Britton as Ophelia in Hamlet

Nelly Hutin Britton (24 April 1876 — 3 September 1965), usually credited as Hutin Britton was an English actress. She was best known for her performances in Shakespeare roles early in the 20th century. She also appeared in leading roles in two silent British films.

==Biography==
Nelly, the daughter of Thomas Britton, was born in Bucklebury in Berkshire, England in 1876. Her first appearance on stage was with Frank Benson's company in 1901, in Henry V. Among the Shakespeare parts she played were Hero in Much Ado About Nothing (1903), Ophelia in Hamlet (1909), Lady Elizabeth in Richard III (1909) and Lady Macbeth at Stratford (1911).

In 1903 she married actor Matheson Lang in London and thereafter they often appeared together on stage and later on film. In 1906 she played Arganthael in Joseph Comyns Carr's play Tristram and Iseult at the Adelphi Theatre, with Lang as Tristram. Britton and Lang subsequently formed their own company, which toured India, South Africa and Australia from 1910 to 1913 performing Shakespeare. Her roles included Katherine in The Taming of the Shrew, Portia in The Merchant of Venice, Juliet in Romeo and Juliet, as well as reprising the roles of Ophelia and Lady Macbeth.

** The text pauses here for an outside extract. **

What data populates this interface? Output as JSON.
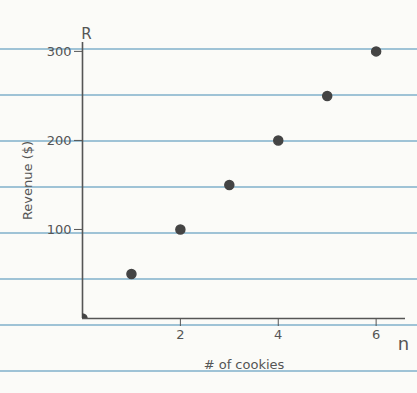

In 1914, she and Lang successfully produced The Taming of the Shrew, The Merchant of Venice, and Hamlet at the Old Vic Theatre. She also appeared with him in Mr Wu, which became his signature role. In 1916 they appeared together in a silent film of The Merchant of Venice in which she once again played Portia. She also joined her husband in the film The Wandering Jew (1923) playing the part of Judith. After a four-year illness and a temporary retirement, she returned to the Old Vic stage in 1923 for the Shakespeare Birthday Festival and the following year as Volumnia in Coriolanus, and continued to act until 1936.

In 1940 the Langs were staying with their old friend Dornford Yates and his wife at their house near Pau in France when France surrendered and had to escape from the advancing Germans through Spain to Portugal.

In later life she sat on the governing board of the Old Vic Theatre.

Britton died in 1965 aged 89 - although the registration of her death (Nellie H Lang) in Uckfield, Sussex has her aged 90.

==Selection of Britton's performances==
- Oliver Twist as Nancy, Shakespeare Theatre, Liverpool, 1905.
- Tristram and Iseult as Arganthael (Adelphi Theatre, 1906)
- Pete as Kate Cregeen (1908)

==Filmography==
- The Merchant of Venice (1916)
- The Wandering Jew (1923)

==Sources==
- Mr Matheson Lang and Miss Hutin Britton - Rudolph De Cordova, Westminster Abbey Press, 1909.